3.5 Che poi – a prescindere da quanto testé esposto in relazione alla dichiarazione di ricevuta in calce al doc. 2 – le CGA fossero consultabili soltanto "tramite diavolerie informatiche" è un'opinione personale ed erronea dell'appellante il quale sembra non avvedersi che bastava inserire l'indirizzo indicato sulla proposta (www.AO1.ch) accedere agevolmente alle CC in questione. Né l'attrice spiega perché fosse obbligo della convenuta assicurarsi che essa avesse ben compreso l'estensione della copertura, tale obiezione mal conciliandosi con la possibilità – pacificamente riconosciuta dalla dottrina e dalla giurisprudenza (v. sopra, consid. 3.2) nonché manifestamente verificatasi in concreto (per quanto accertato dal Pretore sulla scorta delle dichiarazioni dei coniugi A e B: v. ad esempio verbale di A 28 settembre 2023 pag. 3: "Non abbiamo letto le condizioni generali e si è andati sulla fiducia") – di un'accettazione globale delle condizioni assicurative. Anche sotto questo aspetto l'appello manca così di consistenza.

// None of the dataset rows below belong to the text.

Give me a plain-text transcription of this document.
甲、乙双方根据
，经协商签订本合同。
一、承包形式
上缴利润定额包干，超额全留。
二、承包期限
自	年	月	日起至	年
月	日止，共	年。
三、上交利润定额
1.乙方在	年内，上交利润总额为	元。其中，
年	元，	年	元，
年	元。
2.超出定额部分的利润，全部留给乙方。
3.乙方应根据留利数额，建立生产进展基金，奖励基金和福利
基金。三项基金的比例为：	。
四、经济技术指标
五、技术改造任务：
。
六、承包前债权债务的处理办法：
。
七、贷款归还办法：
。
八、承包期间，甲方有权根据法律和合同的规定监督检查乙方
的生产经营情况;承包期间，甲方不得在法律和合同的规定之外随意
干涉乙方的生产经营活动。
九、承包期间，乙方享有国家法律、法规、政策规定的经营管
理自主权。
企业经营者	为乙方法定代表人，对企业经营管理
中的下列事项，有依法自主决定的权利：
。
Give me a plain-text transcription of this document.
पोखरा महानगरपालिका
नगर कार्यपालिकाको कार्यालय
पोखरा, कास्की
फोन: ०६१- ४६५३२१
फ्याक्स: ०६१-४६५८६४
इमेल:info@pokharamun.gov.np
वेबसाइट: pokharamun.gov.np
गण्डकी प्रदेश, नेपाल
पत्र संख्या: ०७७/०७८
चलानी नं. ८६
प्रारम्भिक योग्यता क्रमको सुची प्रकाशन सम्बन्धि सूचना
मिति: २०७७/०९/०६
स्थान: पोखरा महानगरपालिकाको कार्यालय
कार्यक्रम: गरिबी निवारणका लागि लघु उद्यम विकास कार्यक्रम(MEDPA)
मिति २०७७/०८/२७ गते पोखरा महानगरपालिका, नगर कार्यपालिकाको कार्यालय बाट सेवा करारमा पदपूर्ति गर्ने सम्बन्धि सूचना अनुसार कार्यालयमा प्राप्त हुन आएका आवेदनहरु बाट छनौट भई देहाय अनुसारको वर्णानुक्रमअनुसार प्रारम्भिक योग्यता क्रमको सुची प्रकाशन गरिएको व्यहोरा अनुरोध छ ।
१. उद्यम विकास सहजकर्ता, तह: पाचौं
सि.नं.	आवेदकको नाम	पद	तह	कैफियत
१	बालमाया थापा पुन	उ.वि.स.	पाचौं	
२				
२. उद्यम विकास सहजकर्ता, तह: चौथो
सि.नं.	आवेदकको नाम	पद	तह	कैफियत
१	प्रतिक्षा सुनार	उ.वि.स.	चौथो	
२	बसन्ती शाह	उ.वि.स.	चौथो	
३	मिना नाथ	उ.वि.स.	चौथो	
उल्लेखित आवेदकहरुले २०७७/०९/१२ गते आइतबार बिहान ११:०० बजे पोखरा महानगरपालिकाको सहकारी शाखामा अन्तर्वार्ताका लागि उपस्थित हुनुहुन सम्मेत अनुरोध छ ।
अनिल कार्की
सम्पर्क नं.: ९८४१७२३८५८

Nella misura in cui si richiama alla normativa europea che sarebbe stata recepita dall'ordinamento giuridico svizzero, l'appellante perde di vista che né la direttiva UE di riferimento né tanto meno il relativo regolamento di esecuzione erano applicabili al momento della modifica della polizza in questione, nel luglio del 2018. La menzionata direttiva UE 2016/97 del 20 gennaio 2016 sulla distribuzione assicurativa è diventata infatti vincolante per gli Stati membri dell'UE soltanto il 1° ottobre 2018, ovvero dopo che il Consiglio UE aveva concordato con il Parlamento europeo di prorogare la scadenza per la sua applicazione a quella data per concedere più tempo alle imprese di assicurazione e ai distributori di prodotti assicurativi per prepararsi meglio all'attuazione corretta ed efficace della medesima e per attuare le necessarie modifiche tecniche e organizzative (direttiva UE 2018/411 del 14 marzo 2018 in: Gazzetta ufficiale dell'UE L 76/28 del 19 marzo 2018). Non si vede pertanto come essa potesse già vincolare la convenuta nel luglio del 2018. Anche perché l'adattamento all'ordinamento europeo in rassegna è entrato in vigore in Svizzera solo il 1° gennaio 2022 con la relativa estensione degli obblighi d'informazione dell'assicuratore (v. Kuhn/Körner, op. cit., n. 1 ad art. 3 LCA; Neuhaus-Descuves/Bovet, op. cit., n. 1 ad art. 3 LCA). Senza contare che anche la proposta del 18 luglio 2018 conteneva ad ogni modo un riassunto delle principali prestazioni, comprese quelle dell'assicurazione epidemie (doc. 2, pag. 4). La doglianza cade dunque manifestamente nel vuoto.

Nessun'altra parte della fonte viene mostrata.